CIO賢人倶楽部は2009年10月の設立以来、今年で17年目を迎えます。CIOという立場の経験から、CIO支援のための中立的なコミュニティを作りたいとの強い思いを持って設立した任意団体です。このたび新たに株式会社キカガクならびにサイボウズ株式会社からも協賛をいただくことになりました。PwCコンサルティング、情報技術開発株式会社、株式会社Entarrには引き続き協賛いただいております。最近、協賛を希望する会社様が増えていますが、本倶楽部の中立性・公平性に鑑みて5社を上限にしたいと考えています。

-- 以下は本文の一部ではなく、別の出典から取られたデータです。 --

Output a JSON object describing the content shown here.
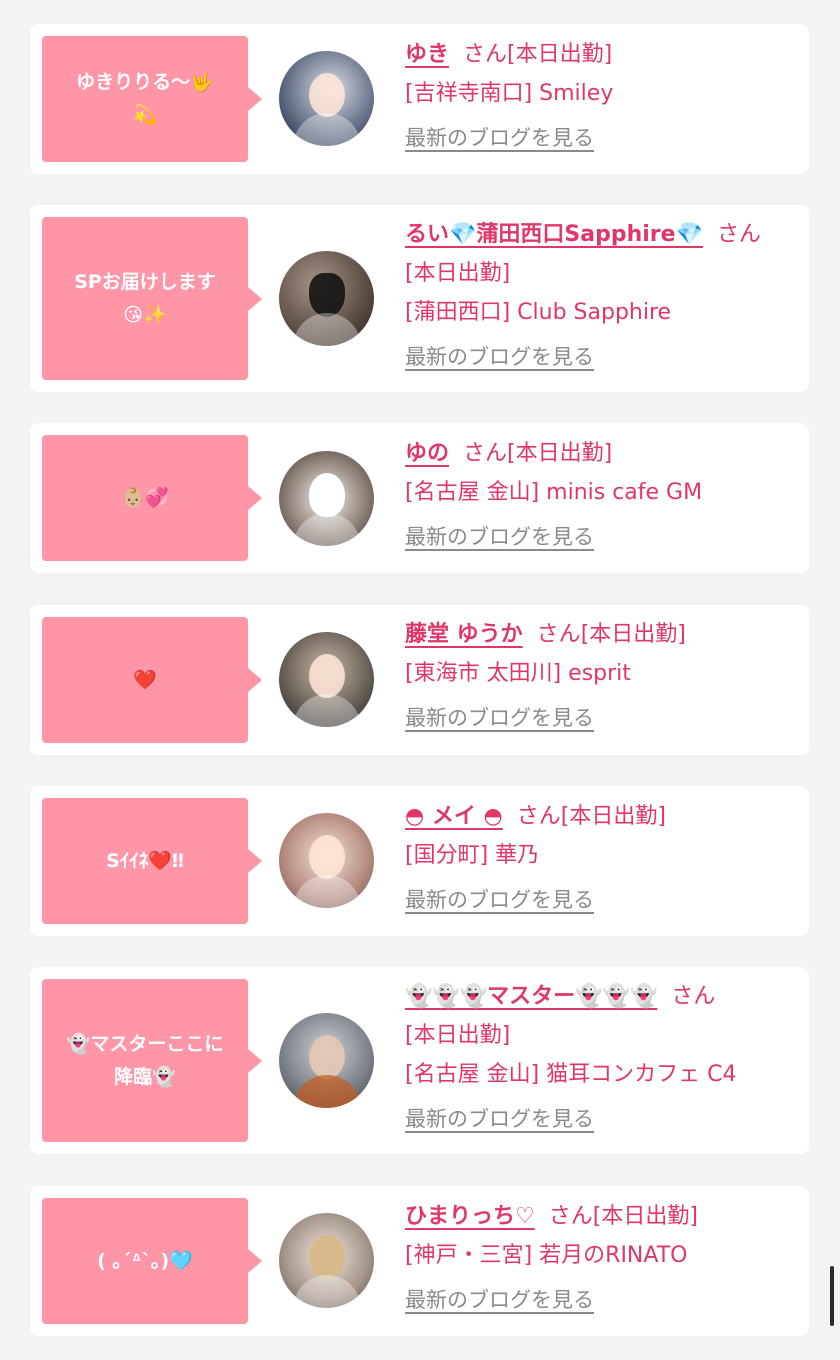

デジタルを活用して経営変革を進めようとするDXが当然の経営活動になりますが、日本の7年間のDX活動は残念ながら業務効率化やコスト削減にとどまり、本来の求めるべき成果である企業価値向上や顧客満足度の向上に至らなかったことがレポートされています。今年は改めて真のDXに再挑戦しなければなりません。
一方では生成AIの環境が日々変化しており、企業としてどう取り組むかも大きな課題です。個々の社員のアシスタントにするのか、エージェントとして自動処理をさせるのか、既存システムに組み込んでプロセスの効率化を図るのか、CIOの判断の重みが増しています。フィジカルAIも盛んに叫ばれ、製造業の現場も大きな変化を迎えるものと思われます。

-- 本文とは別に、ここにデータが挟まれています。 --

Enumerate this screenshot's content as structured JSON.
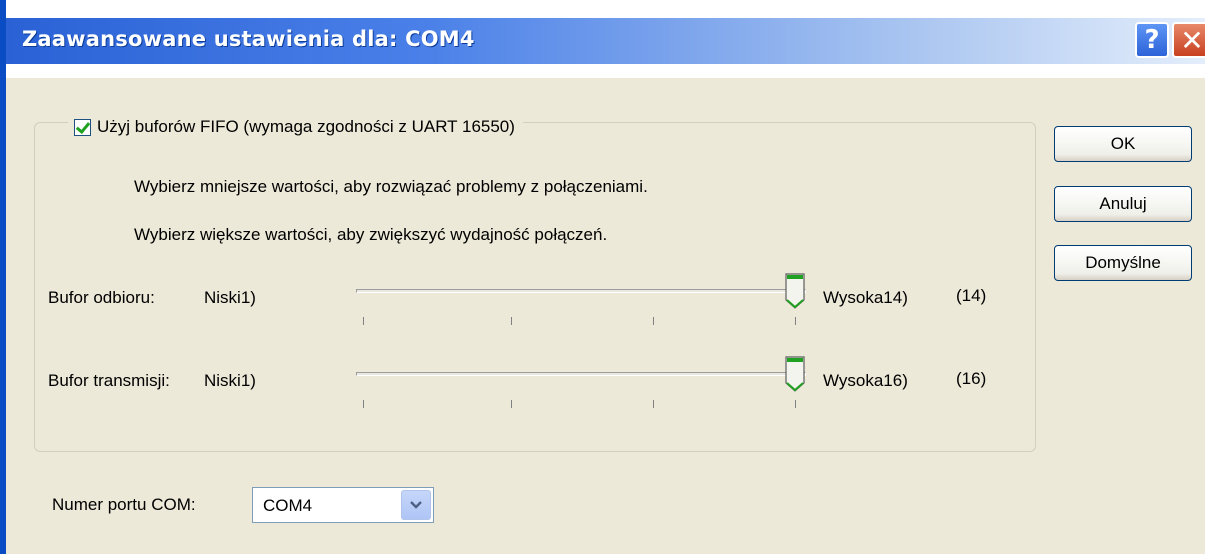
{
  "window": {
    "title": "Zaawansowane ustawienia dla: COM4",
    "help_glyph": "?",
    "close_glyph": "✕"
  },
  "fifo": {
    "checked": true,
    "label": "Użyj buforów FIFO (wymaga zgodności z UART 16550)"
  },
  "hints": {
    "lower": "Wybierz mniejsze wartości, aby rozwiązać problemy z połączeniami.",
    "higher": "Wybierz większe wartości, aby zwiększyć wydajność połączeń."
  },
  "receive": {
    "label": "Bufor odbioru:",
    "min_label": "Niski1)",
    "max_label": "Wysoka14)",
    "value_display": "(14)",
    "level": 1.0
  },
  "transmit": {
    "label": "Bufor transmisji:",
    "min_label": "Niski1)",
    "max_label": "Wysoka16)",
    "value_display": "(16)",
    "level": 1.0
  },
  "buttons": {
    "ok": "OK",
    "cancel": "Anuluj",
    "defaults": "Domyślne"
  },
  "port": {
    "label": "Numer portu COM:",
    "value": "COM4"
  },
  "colors": {
    "title_blue": "#2A62D6",
    "dialog_bg": "#ECE9D8",
    "thumb_green": "#21A121"
  }
}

CIOもCDOもCTOも経営が求める役割はほぼ同じで、進化するデジタルテクノロジーを活かしつついかに企業価値を高めるかが求められています。それぞれの立場で孤独な決断を迫られることが多々あると思われます。CIO賢人倶楽部ではCIOやCDOやCTOの方々も会員の対象としています。異業種の同じ立場の方々との交流によって知見を共有し相互利益をもたらせたいと考えています。
発展し続ける情報技術を背景に、デジタルを経営に取り込み、経営品質の強化とともに収益構造の大幅な改善に向けてCIO/CDO/CTOはミッションを果たしていかなければなりません。本倶楽部は、経営者の立場で技術とマネジメントの両面を扱うCIO/CDO/CTOならびに企業の情報部門、情報子会社の実力と地位向上を図り、健全な投資とその成果によって企業経営に貢献することを目的としています。会員は業種・業態ごとに1社を原則条件に洞察力と思想性と経験実績に優れた少数の方にご参加いただいております。それは競合することのない業態のなかで、実態を明らかにし、共有し、知恵を出し合い、本音で意見交換を行うために必要な条件と考えているからです。

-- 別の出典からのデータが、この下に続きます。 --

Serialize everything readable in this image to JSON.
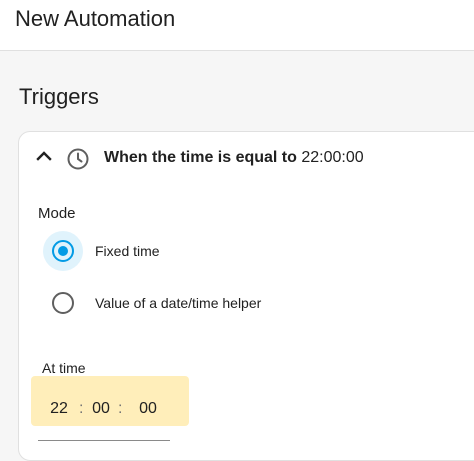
{
  "app": {
    "title": "New Automation"
  },
  "section": {
    "title": "Triggers"
  },
  "trigger": {
    "summary_prefix": "When the time is equal to ",
    "summary_time": "22:00:00",
    "icons": {
      "collapse": "chevron-up-icon",
      "type": "clock-icon"
    }
  },
  "mode": {
    "label": "Mode",
    "options": [
      {
        "label": "Fixed time",
        "selected": true
      },
      {
        "label": "Value of a date/time helper",
        "selected": false
      }
    ]
  },
  "at_time": {
    "label": "At time",
    "hours": "22",
    "minutes": "00",
    "seconds": "00",
    "separator": ":"
  },
  "colors": {
    "accent": "#039be5",
    "highlight": "#ffe082",
    "background": "#f6f6f6"
  }
}
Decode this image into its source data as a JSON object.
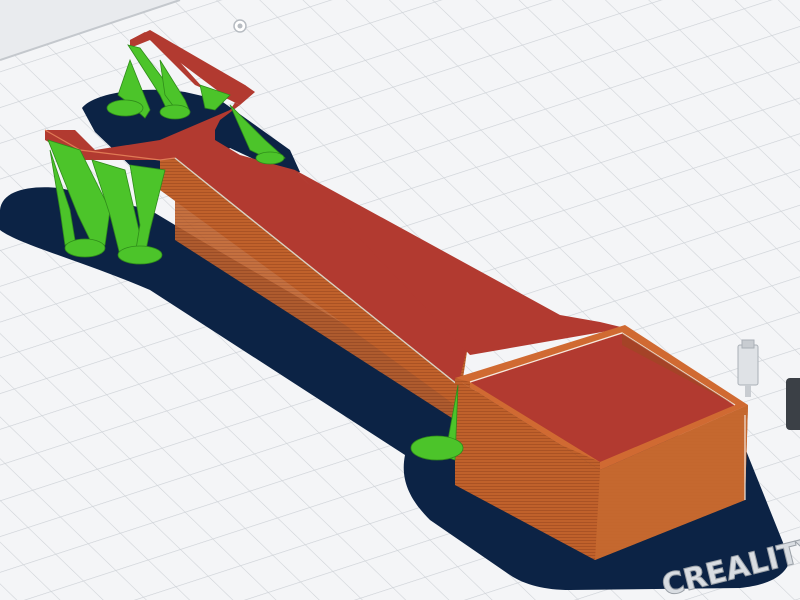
{
  "scene": {
    "bed_brand": "CREALITY",
    "colors": {
      "background": "#e9ebee",
      "bed_surface": "#f4f5f7",
      "grid_line": "#ced2d7",
      "brim": "#0c2345",
      "model_top": "#b23a30",
      "model_wall": "#c0612b",
      "model_wall_dark": "#9c4a22",
      "supports": "#4cc42a",
      "supports_dark": "#2f8c1a"
    },
    "icons": [
      "origin-marker-icon",
      "nozzle-position-icon"
    ]
  }
}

時折倶楽部に参加したいというリクエストをいただきますが、参加基準となる実績などの話をさせていただき、既会員からも認知される厳選された方々に参加していただき、会員は50名近くになりました。基本はクローズドな活動ですが、活動の成果は会員だけで共有するつもりはありません。デジタル社会を支え、デジタルビジネスをリード出来るCIO/CDO/CTOとしての発信力を高め、産学官を含めて多くのCIO/CDO/CTOの方々を支援できるように交流を深め、オピニオン・リーダーになることを目指します。毎月発信するオピニオン、随時開催している公開セミナーなどCIO賢人倶楽部の活動にご期待ください。